South Korea is expected to allow more of its digital currency exchanges to continue to trade beyond the cut-off date for its new licensing scheme, despite the looming regulatory deadline.
Legislation introduced in the country imposed a deadline on September 24 for the registration of any digital currency exchange that wishes to continue to do business in the country. However, with fewer than half of the country’s digital currency exchanges having been approved, the move looks set to cause significant disruption to the sector.
Any exchange failing to report to the country’s Financial Intelligence Unit (FIU) ahead of the September deadline is eligible for closure. Alongside the registration requirement is a whole raft of new compliance measures, making conditions more difficult for those that do decide to register under the new framework.
The regulations are split into two main types of requirements, Information Security Management System (ISMS) certification and a bank contract covering real-name accounts, as per the new compliance requirements.
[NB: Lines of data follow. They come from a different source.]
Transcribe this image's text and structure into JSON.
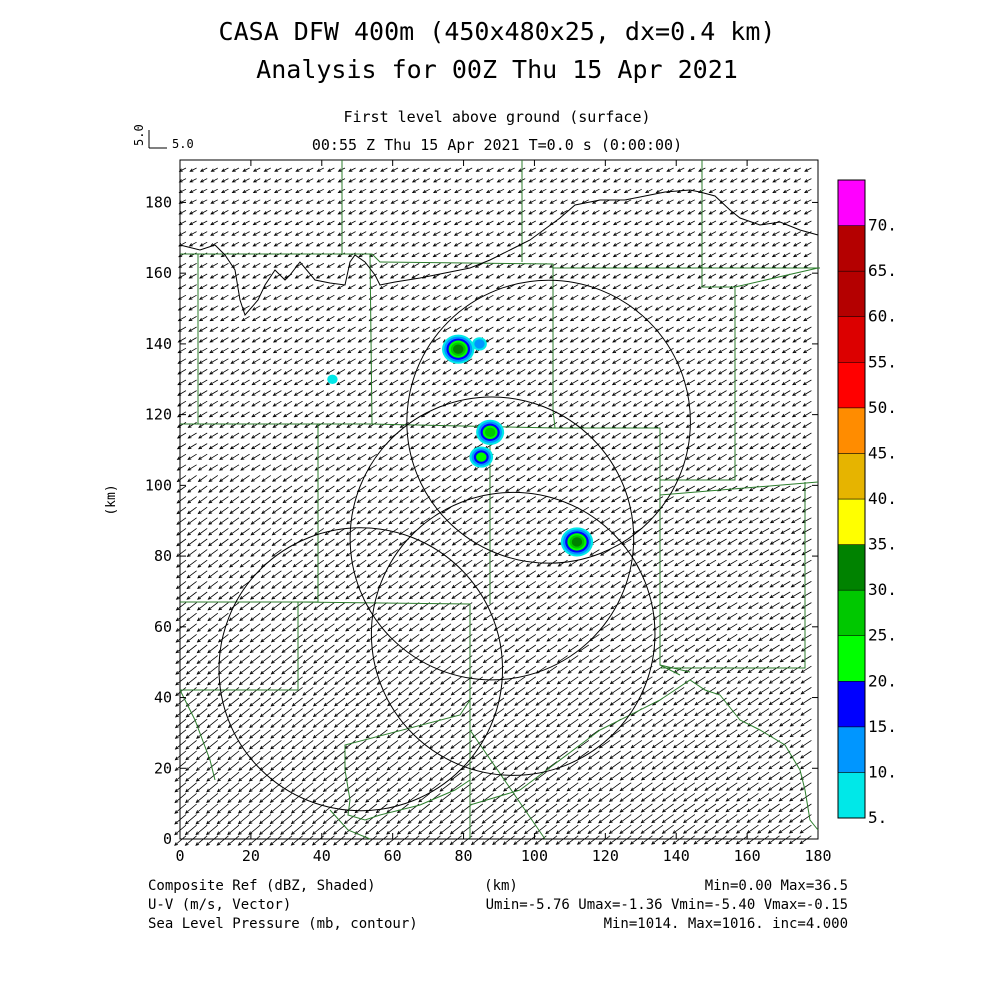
{
  "header": {
    "title_line1": "CASA DFW 400m (450x480x25, dx=0.4 km)",
    "title_line2": "Analysis for 00Z Thu 15 Apr 2021",
    "level_label": "First level above ground (surface)",
    "time_label": "00:55 Z Thu 15 Apr 2021    T=0.0 s (0:00:00)",
    "vector_ref_label": "5.0",
    "vector_ref_value": "5.0"
  },
  "footer": {
    "left1": "Composite Ref (dBZ, Shaded)",
    "left2": "U-V (m/s, Vector)",
    "left3": "Sea Level Pressure (mb, contour)",
    "center1": "(km)",
    "right1": "Min=0.00 Max=36.5",
    "right2": "Umin=-5.76 Umax=-1.36 Vmin=-5.40 Vmax=-0.15",
    "right3": "Min=1014. Max=1016. inc=4.000"
  },
  "chart_data": {
    "type": "heatmap",
    "ylabel": "(km)",
    "xlabel": "(km)",
    "xlim": [
      0,
      180
    ],
    "ylim": [
      0,
      192
    ],
    "x_ticks": [
      "0",
      "20",
      "40",
      "60",
      "80",
      "100",
      "120",
      "140",
      "160",
      "180"
    ],
    "y_ticks": [
      "0",
      "20",
      "40",
      "60",
      "80",
      "100",
      "120",
      "140",
      "160",
      "180"
    ],
    "colorbar": {
      "levels": [
        "5.",
        "10.",
        "15.",
        "20.",
        "25.",
        "30.",
        "35.",
        "40.",
        "45.",
        "50.",
        "55.",
        "60.",
        "65.",
        "70."
      ],
      "colors": [
        "#00e8e8",
        "#0096ff",
        "#0000ff",
        "#00ff00",
        "#00c800",
        "#008200",
        "#ffff00",
        "#e6b400",
        "#ff8c00",
        "#ff0000",
        "#dc0000",
        "#b40000",
        "#b40000",
        "#ff00ff"
      ]
    },
    "vector_field": {
      "u_min": -5.76,
      "u_max": -1.36,
      "v_min": -5.4,
      "v_max": -0.15,
      "reference_speed": 5.0
    },
    "reflectivity_cells": [
      {
        "x": 78.5,
        "y": 138.5,
        "max_dbz": 30
      },
      {
        "x": 84.5,
        "y": 140.0,
        "max_dbz": 10
      },
      {
        "x": 43.0,
        "y": 130.0,
        "max_dbz": 8
      },
      {
        "x": 87.5,
        "y": 115.0,
        "max_dbz": 25
      },
      {
        "x": 85.0,
        "y": 108.0,
        "max_dbz": 20
      },
      {
        "x": 112.0,
        "y": 84.0,
        "max_dbz": 30
      }
    ],
    "range_rings": [
      {
        "cx": 104,
        "cy": 118,
        "r": 40
      },
      {
        "cx": 88,
        "cy": 85,
        "r": 40
      },
      {
        "cx": 94,
        "cy": 58,
        "r": 40
      },
      {
        "cx": 51,
        "cy": 48,
        "r": 40
      }
    ]
  }
}
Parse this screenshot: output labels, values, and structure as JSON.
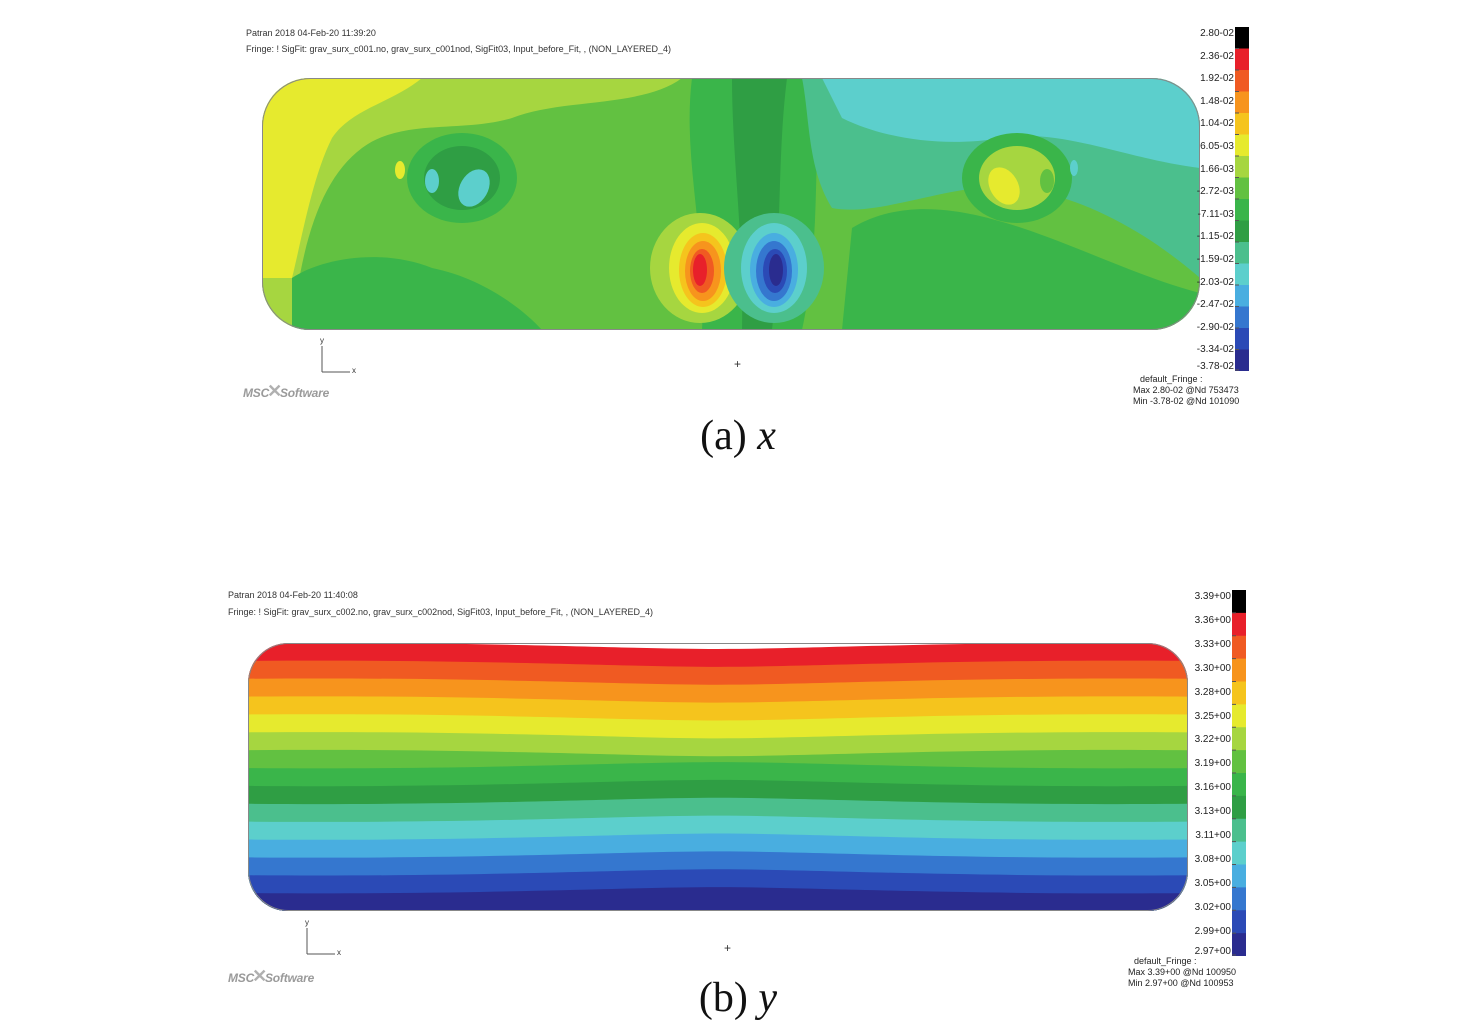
{
  "panels": [
    {
      "id": "a",
      "header": {
        "line1": "Patran 2018 04-Feb-20 11:39:20",
        "line2": "Fringe: ! SigFit: grav_surx_c001.no, grav_surx_c001nod, SigFit03, Input_before_Fit, , (NON_LAYERED_4)"
      },
      "legend": {
        "labels": [
          "2.80-02",
          "2.36-02",
          "1.92-02",
          "1.48-02",
          "1.04-02",
          "6.05-03",
          "1.66-03",
          "-2.72-03",
          "-7.11-03",
          "-1.15-02",
          "-1.59-02",
          "-2.03-02",
          "-2.47-02",
          "-2.90-02",
          "-3.34-02",
          "-3.78-02"
        ],
        "colors": [
          "#000000",
          "#e8202a",
          "#f05a22",
          "#f7941d",
          "#f5c41d",
          "#e6ea2e",
          "#a6d640",
          "#62c141",
          "#3ab54a",
          "#2f9e44",
          "#4bbf8d",
          "#5ccfcc",
          "#49aee0",
          "#3577cf",
          "#2b4ab6",
          "#2a2c8f"
        ],
        "footer": [
          "default_Fringe :",
          "Max 2.80-02 @Nd 753473",
          "Min -3.78-02 @Nd 101090"
        ]
      },
      "axis": {
        "y": "y",
        "x": "x"
      },
      "logo": {
        "prefix": "MSC",
        "mark": "✕",
        "suffix": "Software"
      },
      "crosshair": "+",
      "caption": {
        "label": "(a)",
        "var": "x"
      }
    },
    {
      "id": "b",
      "header": {
        "line1": "Patran 2018 04-Feb-20 11:40:08",
        "line2": "Fringe: ! SigFit: grav_surx_c002.no, grav_surx_c002nod, SigFit03, Input_before_Fit, , (NON_LAYERED_4)"
      },
      "legend": {
        "labels": [
          "3.39+00",
          "3.36+00",
          "3.33+00",
          "3.30+00",
          "3.28+00",
          "3.25+00",
          "3.22+00",
          "3.19+00",
          "3.16+00",
          "3.13+00",
          "3.11+00",
          "3.08+00",
          "3.05+00",
          "3.02+00",
          "2.99+00",
          "2.97+00"
        ],
        "colors": [
          "#000000",
          "#e8202a",
          "#f05a22",
          "#f7941d",
          "#f5c41d",
          "#e6ea2e",
          "#a6d640",
          "#62c141",
          "#3ab54a",
          "#2f9e44",
          "#4bbf8d",
          "#5ccfcc",
          "#49aee0",
          "#3577cf",
          "#2b4ab6",
          "#2a2c8f"
        ],
        "footer": [
          "default_Fringe :",
          "Max 3.39+00 @Nd 100950",
          "Min 2.97+00 @Nd 100953"
        ]
      },
      "axis": {
        "y": "y",
        "x": "x"
      },
      "logo": {
        "prefix": "MSC",
        "mark": "✕",
        "suffix": "Software"
      },
      "crosshair": "+",
      "caption": {
        "label": "(b)",
        "var": "y"
      }
    }
  ]
}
Of the 60 exchanges currently operating in South Korea, only Upbit has so far satisfied both grounds, with other major exchanges struggling to meet the requirements on one or both counts.
Smaller exchanges too have faced difficulties in meeting the registration and compliance requirements, with some calling on the FIU to extend the deadline. In response, the FIU has now agreed to allow exchanges with ISMS certification a channel to continue to trade, without having the real-name account measures in place for the deadline.
However, in order to qualify under the exemption, exchanges are required to remove transaction support for Korean won by September 17, effectively meaning they can no longer service most local cash-to-crypto transactions.
The new compliance requirements have been widely considered to be too rigorous, with a number of exchanges expected to leave the Korean market altogether.